Segunda Onda do Feminismo – Um divisor de águas


Contribuiu para essa mudança de mentalidade a “segunda onda do feminismo”, formada em meados de 60 nos Estados Unidos e Europa, passando ininterruptamente a acumular mais conquistas do que derrotas até que na década de 70, inicia de vez o processo organizativo das mulheres por quase o mundo inteiro. No cenário nacional, a exemplo de outros países, o novo feminismo começa com os grupos de reflexão (poucos, porém polêmicos e combativos). Segue daí por diante, uma trajetória ascendente de enfrentamento em defesa de direitos e autonomia plena da mulher. O movimento feminista deu uma guinada total na vida das mulheres estimulando a criação de ONGs Feministas, Associações Comunitárias de Defesa da Mulher, Fórum de Mulheres, Delegacias da Mulher, Coordenadorias e Conselhos Estaduais e Municipais dos Direitos da Mulher e Casas Abrigo das vitimas de violência em eminente perigo de morte.

Não pule fora desta luta,
Diga não a violência contra a mulher 
Vale aqui uma ressalva: a semente que germinou tudo o que agora existe e o mais que, ainda está por vir, para melhorar a qualidade de vida das mulheres e proteger seus direitos fundamentais, começaram com as campanhas que as mulheres empreenderam exigindo que a justiça fosse feita a todo custo, a começar pelo julgamento do crime contra Eliane e continuando, até então, em processo contínuo por tantas outras mulheres assassinadas, agredidas e violentadas e que deram visibilidade maior às ações e manifestações dos grupos feministas. 
Conquista do Movimento de Mulheres, Afinal Legalizada


Pra melhor esclarecer sobre a denominação de Maria da Penha dada à Lei n°11.340/06, promulgada em 7 de agosto de 2006, é bom saber quem é essa mulher.
Pois bem, a biofarmacêutica Maria da Penha é uma sobrevivente do morticínio tragíco e descomunal de mulheres – último estágio da violência conjugal.

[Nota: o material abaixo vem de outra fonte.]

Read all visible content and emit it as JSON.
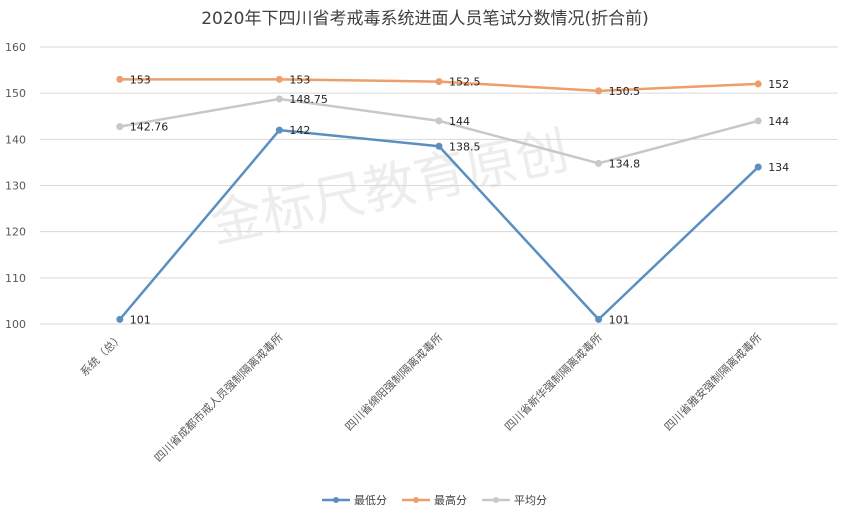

Foi agredida durante anos pelo então marido, Marco Antonio Herredia, que não satisfeito com as ofensivas atentou contra a vida dela por duas vezes. Em 1983, ele desfechou contra Maria da Penha um tiro nas costas deixando-a paraplégica.
Cabe aqui um parêntese: são incontáveis no Brasil as inúmeras vítimas desse grave drama que se mostra estatisticamente cada vez mais exorbitante. E tudo resulta de um machismo sem freio, que prima pela covardia sob a conivência da sociedade A característica primordial da criminosa brutalidade sexista, até então vigente, está amparada, antes de mais nada, na falsa suposição do poder absoluto do homem ante à submissão incondicional da mulher.
Voltemos, pois a Maria da Penha. Mesmo imobilizada a uma cadeira de rodas, ela jamais esmoreceu no seu objetivo de que a justiça fosse feita.
Daí em diante, lutou por anos e anos seguidos até conseguir que o seu agressor fosse condenado. Agora, tornou-se símbolo contra a violência doméstica.
Em 2001, dezoito anos após o atentado que a imobilizou para sempre numa cadeira de rodas, alcança uma grande vitória ao ver a Comissão Interamericana de Direitos Humanos responsabilizar o Brasil por omissão e negligência em relação à violência doméstica. Mas, somente em 2003 (exatamente 20 anos depois) o ex-marido de Maria da Penha, condenado pelo crime cometido, vai para a prisão.
Enfim, Maria da Penha é homenageada com a lei trazendo seu nome, não só por por sua batalha para dar um veredicto ao seu caso específico. Foi fundamental o trabalho incessante em busca da punição judicial finalizada na sentença condenatória. No entanto, seu esforço teve o reconhecimento merecido pelo combate que travou o tempo inteiro na aprovação dessa lei determinatória de normas jurídicas punitivas a todo e qualquer modo de violência contra a mulher brasileira. Destarte, durante a cerimônia aonde a lei foi afinal sancionada.
Assim, falou e disse essa cearense combativa :“Essa lei representa os primeiros passos na direção de um mundo onde homens e mulheres vivam harmoniosamente”.


A Casa Eliane de Grammont





O julgamento seguido de condenação pela morte de Eliane Grammont ficou como um marco decisivo no combate á violência contra a Mulher empreendida pelo movimento feminista nacional. No ano seguinte, em 1985, a cidade de São Paulo inaugurou a primeira Delegacia de Defesa da Mulher do Brasil. Em 09 de março de 1990, Luiza Erundina – primeira  mulher eleita prefeita da maior capital em densidade populacional do país, São Paulo – atendendo a uma solicitação do Movimento Feminista fundou uma casa de amparo às mulheres vítimas de seus companheiros,  dando a esse Centro de Referência o primeiro serviço público municipal do país nesse tipo de atendimento integral às mulheres nos casos de violência doméstica e sexual o nome de Eliane de Grammont. Lá é oferecido atendimento psicológico e de assistência social, como parte de uma política de prevenção e enfrentamento da violência contra as mulheres. Além de articular com outros serviços a construção de uma rede de atendimento às usuárias. Desta forma, tornou-se um modelo para implantação de serviços destes tipos em outras prefeituras, auxiliando na criação de centros semelhantes.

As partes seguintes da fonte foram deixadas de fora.